Inside the church, which is open year round, you can admire beautiful frescoes and offerings, and a collection of ecclesiastical relics. The church has a library with rare editions of religious books. To visit the church dress appropriately: covered shoulders and long dresses for women (no pants), and long trousers for men. The monastery dates from the XV century and is located above the charming capital of the island, Mandraki.
If you are not religious, however, Nisyros is famous for its volcano, with five craters on the island. The volcano is active, but not erupting (its last eruption happened in 1888). Legends describing the birth of the island are no less fascination: some say that Nisyros was the rock used by Poseidon to crush the giant Polyvotis and the fumes of the volcano are the giant’s breath, who tries in vain to escape. According to other legends, when Poseidon caught up with Polyvotis on Kos he impaled him with his trident, causing the island to split, thus generating Nisyros.
Beyond legend, the island of today is known as the site of the largest hydrothermal crater in the world, Stefanos, which is also the largest of the five craters of the volcano. The other craters are called Andreas, Logothetis (the oldest crater in the area), the Polyvotis, and Alexander. A visit at Stefanos is one of the most rewarding things to do on the island and a popular pastime for tourists. The crater is oval, with a shaft of 330 meters and a height of 30 meters, hot springs and bubbling mud pits. Alternatively, you can visit the youngest, and smaller crater, Polyvotis, which is close to the monastic complex of the Holy Cross, celebrated every September 14.
In Mandraki you can admire the local architecture and authentic lifestyle. Visit the shops to buy icons and religious artifacts, or local wine. For cuisine, any tavern will do if you want to sample the specialties of the island: pork cooked in fat, stuffed goat, and others, like the famous Nisyros cheese. Don’t forget to try the local figs and the traditional beverage koukouzina, which is similar to raki.

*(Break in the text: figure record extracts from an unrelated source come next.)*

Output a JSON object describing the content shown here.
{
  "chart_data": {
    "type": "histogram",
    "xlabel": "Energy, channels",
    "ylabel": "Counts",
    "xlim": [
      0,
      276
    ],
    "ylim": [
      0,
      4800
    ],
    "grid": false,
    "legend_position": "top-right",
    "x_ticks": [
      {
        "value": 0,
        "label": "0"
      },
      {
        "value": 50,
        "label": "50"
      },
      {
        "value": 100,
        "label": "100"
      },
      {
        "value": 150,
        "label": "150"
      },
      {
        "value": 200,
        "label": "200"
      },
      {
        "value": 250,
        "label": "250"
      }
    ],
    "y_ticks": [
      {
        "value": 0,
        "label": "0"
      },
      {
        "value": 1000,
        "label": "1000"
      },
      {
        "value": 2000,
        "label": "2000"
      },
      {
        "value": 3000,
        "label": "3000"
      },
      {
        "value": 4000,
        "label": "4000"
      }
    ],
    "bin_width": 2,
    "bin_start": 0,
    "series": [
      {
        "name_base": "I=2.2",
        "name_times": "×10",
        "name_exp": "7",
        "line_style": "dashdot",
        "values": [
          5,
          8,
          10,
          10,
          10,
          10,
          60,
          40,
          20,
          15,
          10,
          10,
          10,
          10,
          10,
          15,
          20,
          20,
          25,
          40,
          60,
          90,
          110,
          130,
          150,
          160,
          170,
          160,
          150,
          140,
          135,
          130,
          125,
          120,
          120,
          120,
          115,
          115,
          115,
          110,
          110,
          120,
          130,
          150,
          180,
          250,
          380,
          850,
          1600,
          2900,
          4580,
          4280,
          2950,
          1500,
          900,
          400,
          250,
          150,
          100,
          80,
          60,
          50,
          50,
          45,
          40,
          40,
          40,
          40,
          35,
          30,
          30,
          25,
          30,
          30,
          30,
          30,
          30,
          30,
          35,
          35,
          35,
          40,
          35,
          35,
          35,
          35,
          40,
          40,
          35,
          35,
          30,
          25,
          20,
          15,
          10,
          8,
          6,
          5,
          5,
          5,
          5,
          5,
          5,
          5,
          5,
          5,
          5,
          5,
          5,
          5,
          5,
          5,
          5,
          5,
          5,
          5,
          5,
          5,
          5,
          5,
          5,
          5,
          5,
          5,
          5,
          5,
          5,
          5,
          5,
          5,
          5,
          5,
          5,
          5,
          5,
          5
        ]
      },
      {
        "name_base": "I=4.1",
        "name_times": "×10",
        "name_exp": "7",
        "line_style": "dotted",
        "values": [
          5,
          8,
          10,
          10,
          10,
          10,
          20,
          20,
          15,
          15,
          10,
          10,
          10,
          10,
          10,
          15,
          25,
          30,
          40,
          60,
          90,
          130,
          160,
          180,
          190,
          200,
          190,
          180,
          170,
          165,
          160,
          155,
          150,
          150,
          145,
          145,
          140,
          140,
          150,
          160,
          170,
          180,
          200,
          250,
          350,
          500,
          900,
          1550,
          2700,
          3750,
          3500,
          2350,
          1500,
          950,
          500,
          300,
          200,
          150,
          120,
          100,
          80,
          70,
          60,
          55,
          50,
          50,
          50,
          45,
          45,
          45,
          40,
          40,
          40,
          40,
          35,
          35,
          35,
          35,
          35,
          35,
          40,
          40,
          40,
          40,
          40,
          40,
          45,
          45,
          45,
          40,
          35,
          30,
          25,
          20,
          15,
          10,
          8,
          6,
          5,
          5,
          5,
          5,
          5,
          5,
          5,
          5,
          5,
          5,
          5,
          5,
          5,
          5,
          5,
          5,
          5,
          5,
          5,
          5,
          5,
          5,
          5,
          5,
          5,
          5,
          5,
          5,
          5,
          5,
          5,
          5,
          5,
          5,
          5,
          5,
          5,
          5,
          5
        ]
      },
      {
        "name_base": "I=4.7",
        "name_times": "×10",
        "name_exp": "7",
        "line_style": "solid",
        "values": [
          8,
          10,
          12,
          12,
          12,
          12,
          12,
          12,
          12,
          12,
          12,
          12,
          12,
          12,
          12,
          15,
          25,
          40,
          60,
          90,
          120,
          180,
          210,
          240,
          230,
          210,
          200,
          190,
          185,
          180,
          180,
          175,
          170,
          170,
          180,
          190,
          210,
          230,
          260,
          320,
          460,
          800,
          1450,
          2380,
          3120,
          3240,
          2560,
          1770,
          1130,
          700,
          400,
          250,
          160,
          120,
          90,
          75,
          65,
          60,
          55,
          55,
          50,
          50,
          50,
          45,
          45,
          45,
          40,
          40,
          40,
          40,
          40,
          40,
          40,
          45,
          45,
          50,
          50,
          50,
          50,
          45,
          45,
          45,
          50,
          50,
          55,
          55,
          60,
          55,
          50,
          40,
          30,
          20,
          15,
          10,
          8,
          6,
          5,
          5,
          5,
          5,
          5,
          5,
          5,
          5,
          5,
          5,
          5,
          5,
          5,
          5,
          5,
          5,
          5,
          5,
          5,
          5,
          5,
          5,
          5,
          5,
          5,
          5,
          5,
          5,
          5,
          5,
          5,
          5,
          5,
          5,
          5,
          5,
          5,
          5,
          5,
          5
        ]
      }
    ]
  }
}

Although small, Nisyros boasts several other interesting attractions, as well as small and idyllic shores with some sandy beaches. History buffs can visit two museums in Mandraki: the Archaeological Museum housed in Giannideio Estia, near Heroes Square, and the Folklore Museum of Nisyros in a renovated cottage, on the steps to the Monastery of Panagia Spilianis. The ancient citadel of the island, Paleokastro, is well preserved and quite a sight for visitors. Don’t miss the Municipal Hot Springs before you leave the capital of Nisyros.